For all pre-processed images, this filter removes the contours of the text labels. But the crossed-out text’s and the circle’s contours are still present on the images with the simple thresholding and edge detection. So, this method is not robust enough for our purpose. It is worth noting, though, that this is not a problem for the image with the opening: the circle was broken down into smaller pieces enough to be filtered out with this method.
By Bounding Box
The previous results can be improved if we add the information on shapes. We can get bounding boxes (i.e. a minimal box that encloses a given contour) and filter out ones that do not have square dimensions.
def are_bounding_dimensions_correct(contour, expected_area=625, tolerance=200, squareness_tolerance=5): area = cv2.contourArea(contour) x, y, w, h = cv2.boundingRect(contour) return abs(area - expected_area) <= tolerance and abs(w - h) <= squareness_tolerance
Contours after filtering for bounding box aspect ratio
This filter successfully removes the unwanted thick line, but the circle is still present, as its bounding box has a roughly square shape.
By Contour Matching
To combat that, we can compare contours directly instead of relying on their bounding boxes. We can define a template box of square shape, and filter out all the contours that do not match the template or do not match the area requirement (we still have to check if sizes are correct).
Doing that, allows us to identify the shapes that closely match our desired template, and therefore filter out the unwanted objects, including the hand-drawn circle.
Having multiple methods of pre-processing and contour filtering tested, we can conclude that the combination of opening (since it removes most of the unwanted elements all by itself) and contour matching (since it provides high precision of filtering) works best for our task.
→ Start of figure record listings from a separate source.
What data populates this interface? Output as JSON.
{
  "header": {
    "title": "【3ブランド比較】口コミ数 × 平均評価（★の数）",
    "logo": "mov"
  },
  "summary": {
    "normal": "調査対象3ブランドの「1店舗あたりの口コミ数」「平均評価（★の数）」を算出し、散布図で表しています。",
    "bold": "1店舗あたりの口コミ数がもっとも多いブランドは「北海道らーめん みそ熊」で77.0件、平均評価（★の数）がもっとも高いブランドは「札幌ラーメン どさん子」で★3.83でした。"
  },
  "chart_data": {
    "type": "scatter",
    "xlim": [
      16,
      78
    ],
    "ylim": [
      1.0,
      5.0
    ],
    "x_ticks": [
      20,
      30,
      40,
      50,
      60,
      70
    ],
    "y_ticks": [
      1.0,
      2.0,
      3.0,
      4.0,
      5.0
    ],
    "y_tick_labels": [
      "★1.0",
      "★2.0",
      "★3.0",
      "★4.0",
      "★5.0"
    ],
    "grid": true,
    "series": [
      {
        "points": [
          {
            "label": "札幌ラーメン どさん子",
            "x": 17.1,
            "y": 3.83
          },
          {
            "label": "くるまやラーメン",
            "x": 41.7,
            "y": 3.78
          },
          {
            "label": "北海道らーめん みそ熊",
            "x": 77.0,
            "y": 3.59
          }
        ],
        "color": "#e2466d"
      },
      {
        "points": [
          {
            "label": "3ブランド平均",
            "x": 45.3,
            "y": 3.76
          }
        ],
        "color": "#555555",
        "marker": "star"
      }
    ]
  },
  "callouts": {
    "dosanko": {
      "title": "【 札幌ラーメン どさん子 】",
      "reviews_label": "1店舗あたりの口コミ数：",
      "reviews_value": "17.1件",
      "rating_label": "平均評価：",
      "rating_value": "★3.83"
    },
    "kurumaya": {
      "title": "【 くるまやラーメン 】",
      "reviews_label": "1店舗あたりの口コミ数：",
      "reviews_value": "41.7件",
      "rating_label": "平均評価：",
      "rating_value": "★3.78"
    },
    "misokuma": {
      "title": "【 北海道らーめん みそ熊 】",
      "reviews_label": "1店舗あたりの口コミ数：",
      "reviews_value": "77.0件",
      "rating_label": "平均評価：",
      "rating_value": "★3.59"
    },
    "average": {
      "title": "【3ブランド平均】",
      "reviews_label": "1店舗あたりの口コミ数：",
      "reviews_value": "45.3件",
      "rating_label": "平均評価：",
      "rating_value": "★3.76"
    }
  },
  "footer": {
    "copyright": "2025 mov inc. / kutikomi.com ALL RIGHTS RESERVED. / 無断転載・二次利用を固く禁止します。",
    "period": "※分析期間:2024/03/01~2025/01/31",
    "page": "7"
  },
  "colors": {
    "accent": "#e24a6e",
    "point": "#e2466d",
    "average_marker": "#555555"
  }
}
The great thing is that a similar approach can be further extended to account for other elements that can be encountered in forms, simply by defining appropriate kernels and templates.
Of course, these exact methods are not applicable to every single problem that can be found in the real world, and some additional processing might be required: such as colour masking instead of thresholding, or denoising of the image as a pre-processing. Hence, the reader is encouraged to play around with the code provided, apply it to other problems and try to adapt it to suit their needs.